André was born on 2 May 1750 in London to wealthy Huguenot parents, Antoine André, a merchant from Geneva, Switzerland, and Marie Louise Girardot, from Paris, France. He was educated at St Paul's School, at Westminster School and in Geneva. At age 20, he entered the British Army and joined his regiment, the 7th Royal Fusiliers, in Canada in 1774 as a lieutenant. He was captured at Fort Saint-Jean by General Richard Montgomery in November 1775, and held a prisoner at Lancaster, Pennsylvania. He lived in the home of Caleb Cope, enjoying the freedom of the town as he had given his word not to escape. In December 1776, he was freed in a prisoner exchange. He was promoted to captain in the 26th Foot on 18 January 1777, and to major in 1778.
He was a great favorite in colonial society, both in Philadelphia and New York, during their occupation by the British Army. He had a lively and pleasant manner and could draw, paint and cut silhouette pictures, as well as sing and write verse. He was a fluent writer who carried on much of General Clinton's correspondence. He was fluent in English, French, German, and Italian. He also wrote many comic verses. He planned the Mischianza when General Howe resigned and was about to return to England.
During his nearly nine months in Philadelphia, André occupied Benjamin Franklin's house, where it has been claimed that, on the orders of Major-General Lord Charles Grey he took several valuable items from Franklin's home, including an oil portrait of Franklin, when the British left Philadelphia. Grey's descendants returned Franklin's portrait to the United States in the early half of the 20th century.
Intelligence work, capture and execution
In 1779 André became adjutant-general of the British Army in America with the rank of major. In April of that year he took charge of British secret intelligence. By the next year (1780) he had begun to plot with American General Benedict Arnold. Arnold's Loyalist wife, Peggy Shippen, was a close friend of André, and possibly a paramour; the two had courted in Philadelphia prior to Shippen's marriage to Arnold. She was one of the go-betweens in the correspondence. Arnold, who commanded West Point, had agreed to surrender it to the British for £20,000 (approximately $1.1 million in 2008 dollars) — a move that would have enabled the British to cut New England off from the rest of the rebellious colonies.

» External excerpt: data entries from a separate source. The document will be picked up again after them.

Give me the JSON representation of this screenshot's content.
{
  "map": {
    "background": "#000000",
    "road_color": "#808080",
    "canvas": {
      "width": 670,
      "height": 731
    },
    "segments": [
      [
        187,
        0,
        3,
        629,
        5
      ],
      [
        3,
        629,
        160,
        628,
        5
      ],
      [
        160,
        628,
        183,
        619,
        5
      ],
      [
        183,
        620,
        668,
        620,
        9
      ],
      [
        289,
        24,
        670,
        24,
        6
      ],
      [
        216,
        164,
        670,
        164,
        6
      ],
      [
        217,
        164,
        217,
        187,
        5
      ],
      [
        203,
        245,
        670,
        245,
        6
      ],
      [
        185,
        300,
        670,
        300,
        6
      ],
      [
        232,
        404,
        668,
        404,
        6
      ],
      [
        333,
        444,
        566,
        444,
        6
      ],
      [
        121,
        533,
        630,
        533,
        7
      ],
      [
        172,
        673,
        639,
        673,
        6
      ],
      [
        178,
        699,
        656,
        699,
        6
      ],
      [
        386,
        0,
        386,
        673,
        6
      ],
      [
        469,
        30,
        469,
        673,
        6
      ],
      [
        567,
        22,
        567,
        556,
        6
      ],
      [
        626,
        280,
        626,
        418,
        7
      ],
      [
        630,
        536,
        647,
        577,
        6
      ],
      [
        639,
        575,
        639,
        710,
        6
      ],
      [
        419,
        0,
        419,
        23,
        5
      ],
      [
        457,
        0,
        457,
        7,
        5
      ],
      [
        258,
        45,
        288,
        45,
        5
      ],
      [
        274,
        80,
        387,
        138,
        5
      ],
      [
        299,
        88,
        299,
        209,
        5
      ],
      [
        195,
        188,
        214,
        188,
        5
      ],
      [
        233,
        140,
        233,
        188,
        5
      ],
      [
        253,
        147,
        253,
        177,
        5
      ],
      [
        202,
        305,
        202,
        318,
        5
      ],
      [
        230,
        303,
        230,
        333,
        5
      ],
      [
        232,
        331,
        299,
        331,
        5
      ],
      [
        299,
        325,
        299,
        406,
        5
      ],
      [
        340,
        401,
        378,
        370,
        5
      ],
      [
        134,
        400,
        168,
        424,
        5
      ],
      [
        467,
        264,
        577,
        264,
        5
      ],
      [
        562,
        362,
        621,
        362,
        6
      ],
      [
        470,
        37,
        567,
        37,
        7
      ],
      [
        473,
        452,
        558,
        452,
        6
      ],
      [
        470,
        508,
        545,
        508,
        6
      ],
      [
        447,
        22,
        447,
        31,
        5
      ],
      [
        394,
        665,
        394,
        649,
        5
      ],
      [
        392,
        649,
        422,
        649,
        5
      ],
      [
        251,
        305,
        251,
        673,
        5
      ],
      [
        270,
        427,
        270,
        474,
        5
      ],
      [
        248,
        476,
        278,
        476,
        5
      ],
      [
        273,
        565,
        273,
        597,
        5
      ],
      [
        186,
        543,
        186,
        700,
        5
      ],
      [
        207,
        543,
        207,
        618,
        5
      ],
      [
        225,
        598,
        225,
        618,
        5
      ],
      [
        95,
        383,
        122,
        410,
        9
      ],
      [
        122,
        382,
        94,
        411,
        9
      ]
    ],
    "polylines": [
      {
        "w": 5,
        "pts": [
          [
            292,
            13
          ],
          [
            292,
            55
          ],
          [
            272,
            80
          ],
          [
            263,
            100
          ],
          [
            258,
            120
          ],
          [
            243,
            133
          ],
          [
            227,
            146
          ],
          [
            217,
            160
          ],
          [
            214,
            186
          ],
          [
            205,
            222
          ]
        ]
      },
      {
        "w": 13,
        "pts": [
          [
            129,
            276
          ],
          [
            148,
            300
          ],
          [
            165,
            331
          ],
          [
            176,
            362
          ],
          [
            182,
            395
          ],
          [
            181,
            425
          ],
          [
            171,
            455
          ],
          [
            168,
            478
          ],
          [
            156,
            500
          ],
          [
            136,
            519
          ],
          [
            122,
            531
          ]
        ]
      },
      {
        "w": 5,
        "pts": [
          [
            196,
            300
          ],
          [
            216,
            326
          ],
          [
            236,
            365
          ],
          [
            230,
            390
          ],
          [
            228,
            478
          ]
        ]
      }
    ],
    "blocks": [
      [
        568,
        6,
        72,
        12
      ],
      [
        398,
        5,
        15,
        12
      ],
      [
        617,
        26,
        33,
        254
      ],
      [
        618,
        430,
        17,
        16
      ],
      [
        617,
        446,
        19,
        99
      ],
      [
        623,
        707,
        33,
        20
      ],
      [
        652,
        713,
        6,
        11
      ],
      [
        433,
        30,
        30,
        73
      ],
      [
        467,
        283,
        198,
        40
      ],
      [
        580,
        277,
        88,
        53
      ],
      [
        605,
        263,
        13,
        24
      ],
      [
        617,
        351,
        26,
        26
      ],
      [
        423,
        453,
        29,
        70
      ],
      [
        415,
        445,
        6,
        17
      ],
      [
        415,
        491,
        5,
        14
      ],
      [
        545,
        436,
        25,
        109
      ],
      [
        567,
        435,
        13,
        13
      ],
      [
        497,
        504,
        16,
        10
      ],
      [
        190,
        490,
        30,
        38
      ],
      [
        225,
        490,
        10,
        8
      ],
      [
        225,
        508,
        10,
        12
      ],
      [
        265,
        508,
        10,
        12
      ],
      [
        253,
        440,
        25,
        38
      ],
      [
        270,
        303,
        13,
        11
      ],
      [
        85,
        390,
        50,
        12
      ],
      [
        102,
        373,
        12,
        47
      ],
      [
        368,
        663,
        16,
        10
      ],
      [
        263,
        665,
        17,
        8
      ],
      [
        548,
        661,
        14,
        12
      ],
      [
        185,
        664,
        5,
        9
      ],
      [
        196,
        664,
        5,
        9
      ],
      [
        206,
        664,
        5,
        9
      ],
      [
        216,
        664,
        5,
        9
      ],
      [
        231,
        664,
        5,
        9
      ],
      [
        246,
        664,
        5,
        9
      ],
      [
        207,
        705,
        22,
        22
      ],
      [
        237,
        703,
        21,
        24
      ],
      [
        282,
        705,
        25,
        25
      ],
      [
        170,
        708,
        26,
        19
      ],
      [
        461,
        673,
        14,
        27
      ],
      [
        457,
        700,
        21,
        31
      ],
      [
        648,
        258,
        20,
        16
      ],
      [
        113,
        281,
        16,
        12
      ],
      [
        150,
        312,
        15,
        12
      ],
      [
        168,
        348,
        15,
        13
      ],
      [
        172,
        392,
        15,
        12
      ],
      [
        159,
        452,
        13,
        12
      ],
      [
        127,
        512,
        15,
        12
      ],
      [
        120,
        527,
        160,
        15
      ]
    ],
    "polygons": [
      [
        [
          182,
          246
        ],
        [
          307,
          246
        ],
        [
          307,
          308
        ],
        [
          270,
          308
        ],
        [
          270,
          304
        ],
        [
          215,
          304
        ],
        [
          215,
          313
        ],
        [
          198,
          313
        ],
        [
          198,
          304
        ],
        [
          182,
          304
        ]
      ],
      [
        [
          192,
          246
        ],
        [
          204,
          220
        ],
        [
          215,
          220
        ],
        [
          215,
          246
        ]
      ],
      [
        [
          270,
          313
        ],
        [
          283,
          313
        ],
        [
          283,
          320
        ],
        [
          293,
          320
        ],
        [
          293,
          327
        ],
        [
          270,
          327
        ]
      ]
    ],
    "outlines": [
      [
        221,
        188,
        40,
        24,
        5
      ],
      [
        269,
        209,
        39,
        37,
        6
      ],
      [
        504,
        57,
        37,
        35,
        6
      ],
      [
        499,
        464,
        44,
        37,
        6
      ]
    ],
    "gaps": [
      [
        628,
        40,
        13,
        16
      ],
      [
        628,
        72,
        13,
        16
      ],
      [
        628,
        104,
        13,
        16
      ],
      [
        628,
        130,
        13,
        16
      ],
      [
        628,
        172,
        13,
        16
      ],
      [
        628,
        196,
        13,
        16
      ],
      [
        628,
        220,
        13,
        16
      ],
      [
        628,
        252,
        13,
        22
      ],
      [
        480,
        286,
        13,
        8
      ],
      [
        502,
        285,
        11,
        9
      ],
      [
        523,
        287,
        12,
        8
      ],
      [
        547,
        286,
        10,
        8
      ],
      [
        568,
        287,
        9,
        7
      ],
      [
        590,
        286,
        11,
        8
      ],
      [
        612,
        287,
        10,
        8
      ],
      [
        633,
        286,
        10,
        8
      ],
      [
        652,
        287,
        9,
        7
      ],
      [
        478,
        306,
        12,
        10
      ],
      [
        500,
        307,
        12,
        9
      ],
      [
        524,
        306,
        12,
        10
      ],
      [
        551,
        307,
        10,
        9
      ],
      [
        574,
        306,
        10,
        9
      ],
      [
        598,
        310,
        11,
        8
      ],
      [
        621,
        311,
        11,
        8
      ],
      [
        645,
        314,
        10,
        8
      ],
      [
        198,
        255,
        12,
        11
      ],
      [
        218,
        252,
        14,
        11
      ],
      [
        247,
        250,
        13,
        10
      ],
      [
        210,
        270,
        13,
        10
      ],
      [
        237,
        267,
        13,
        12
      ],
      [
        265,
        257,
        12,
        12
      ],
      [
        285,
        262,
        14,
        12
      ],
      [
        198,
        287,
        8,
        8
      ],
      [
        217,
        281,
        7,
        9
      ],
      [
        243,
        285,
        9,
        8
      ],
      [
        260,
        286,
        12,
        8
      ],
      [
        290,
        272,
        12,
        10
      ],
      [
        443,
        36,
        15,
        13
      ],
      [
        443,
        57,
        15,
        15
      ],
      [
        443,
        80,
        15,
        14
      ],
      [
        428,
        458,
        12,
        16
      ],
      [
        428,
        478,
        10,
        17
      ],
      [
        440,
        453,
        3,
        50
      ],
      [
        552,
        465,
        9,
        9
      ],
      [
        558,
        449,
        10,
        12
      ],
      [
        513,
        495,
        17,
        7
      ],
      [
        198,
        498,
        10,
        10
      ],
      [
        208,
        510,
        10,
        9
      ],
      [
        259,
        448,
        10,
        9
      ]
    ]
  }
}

André went up the Hudson River on the British sloop-of-war Vulture on Wednesday, 20 September 1780, to visit Arnold. On the following night a small boat, furnished by Arnold, was steered to the Vulture by Joshua Hett Smith. At the oars were two brothers, tenants of Smith's, who reluctantly rowed the boat six miles on the river, to the sloop. Despite Arnold's assurances, the two oarsmen sensed something was wrong. None of these men knew Arnold's purpose, or suspected his treason; all were told that the purpose was to do good for the patriot cause. Only Smith was told anything specific, and that was the lie that it was to secure vital intelligence for the American cause. The brothers finally agreed to row after threats by Arnold to arrest them. They picked up André, and placed him on shore. The others left and Arnold came to André on horseback, leading an extra horse for André's use. The two men conferred in the woods below Stony Point until near dawn, after which André accompanied Arnold several miles to the Joshua Hett Smith House (Treason House) in West Haverstraw, New York, owned by Thomas Smith and occupied by his brother Joshua. Soon thereafter, on the morning of 22 September, American troops commanded by Col. James Livingston, guarding Verplanck's Point across the river, began firing on the Vulture, which received many hits and was forced to retire down river without André.